The Meta logo against a blue and red background.

Meta says it won’t sign the European Union’s artificial intelligence code of practice agreement, warning that “Europe is heading down the wrong path on AI.” The code published by the EU on July 10th is a voluntary set of guidelines to help companies follow the AI Act’s rules around general-purpose AI before they come into effect in a few weeks.

“We have carefully reviewed the European Commission’s Code of Practice for general-purpose AI (GPAI) models and Meta won’t be signing it,” Meta’s global affairs chief, Joel Kaplan, said via a statement on LinkedIn. “This Code introduces a number of legal uncertainties for model developers, as well as measures which go far beyond the scope of the AI Act.”

While the code of practice itself isn’t legally enforced, the EU says that general-purpose AI model providers who sign it will benefit from a “reduced administrative burden and increased legal certainty,” compared to providers that may otherwise be subject to more regulatory scrutiny. OpenAI announced its intention to sign the agreement on July 11th.

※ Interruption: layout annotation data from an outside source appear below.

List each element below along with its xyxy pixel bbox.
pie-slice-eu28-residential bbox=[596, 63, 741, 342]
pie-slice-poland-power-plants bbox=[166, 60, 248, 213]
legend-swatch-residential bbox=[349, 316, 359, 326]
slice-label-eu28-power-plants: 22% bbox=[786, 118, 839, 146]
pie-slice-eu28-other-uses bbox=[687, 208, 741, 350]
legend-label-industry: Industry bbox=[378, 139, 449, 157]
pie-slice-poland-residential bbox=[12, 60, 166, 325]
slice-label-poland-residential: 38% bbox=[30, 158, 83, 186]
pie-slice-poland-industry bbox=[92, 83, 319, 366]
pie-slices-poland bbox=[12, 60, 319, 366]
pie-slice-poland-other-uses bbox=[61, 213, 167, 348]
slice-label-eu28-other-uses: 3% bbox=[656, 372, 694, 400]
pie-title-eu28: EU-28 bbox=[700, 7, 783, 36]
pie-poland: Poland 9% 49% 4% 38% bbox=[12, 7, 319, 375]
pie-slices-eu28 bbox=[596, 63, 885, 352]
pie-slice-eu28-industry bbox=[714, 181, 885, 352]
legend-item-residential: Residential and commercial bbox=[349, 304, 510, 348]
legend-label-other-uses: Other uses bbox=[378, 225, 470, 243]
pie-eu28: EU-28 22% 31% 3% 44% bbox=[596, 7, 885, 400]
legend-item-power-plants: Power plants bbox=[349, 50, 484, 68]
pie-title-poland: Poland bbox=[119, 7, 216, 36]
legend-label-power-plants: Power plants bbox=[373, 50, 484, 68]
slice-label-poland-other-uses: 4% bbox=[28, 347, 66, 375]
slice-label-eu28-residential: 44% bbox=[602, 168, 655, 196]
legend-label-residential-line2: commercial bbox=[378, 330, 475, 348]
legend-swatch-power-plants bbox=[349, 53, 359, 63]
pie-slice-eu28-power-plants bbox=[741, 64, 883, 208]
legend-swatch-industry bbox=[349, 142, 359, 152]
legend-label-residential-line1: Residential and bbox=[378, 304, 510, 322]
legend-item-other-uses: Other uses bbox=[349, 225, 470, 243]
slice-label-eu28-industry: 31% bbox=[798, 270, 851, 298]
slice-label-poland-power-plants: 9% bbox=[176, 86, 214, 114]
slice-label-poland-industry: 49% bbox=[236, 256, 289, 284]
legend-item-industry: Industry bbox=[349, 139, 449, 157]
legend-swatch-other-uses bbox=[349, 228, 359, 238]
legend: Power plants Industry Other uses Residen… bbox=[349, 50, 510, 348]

This comes ahead of AI Act rules coming into force on August 2nd that require general-purpose AI providers to be transparent about training and security risks for their models, and abide by EU and national copyright laws. The EU can fine companies that violate the AI Act up to seven percent of their annual sales.

Kaplan says that Meta is concerned that the EU’s landmark AI rulebook will act to throttle frontier model development and deployment in Europe, stunting European companies that comply with the bloc’s regulations. These concerns echo those raised in a letter signed by more than 45 companies and organizations last month, including Airbus, Mercedes-Benz, Philips, and ASML, that urged the EU to postpone the implementation of its landmark AI Act regulation for two years to address uncertainty around compliance.

The EU’s efforts to tighten AI regulations stand in contrast to attitudes in the US, where the Trump administration is actively removing such roadblocks. Meta’s refusal to sign the EU’s code isn’t entirely surprising, given that the scorned company has been slapped with billions in fines under the EU’s regulatory landscape, and has aligned itself with the Trump administration’s lax views around tech regulations.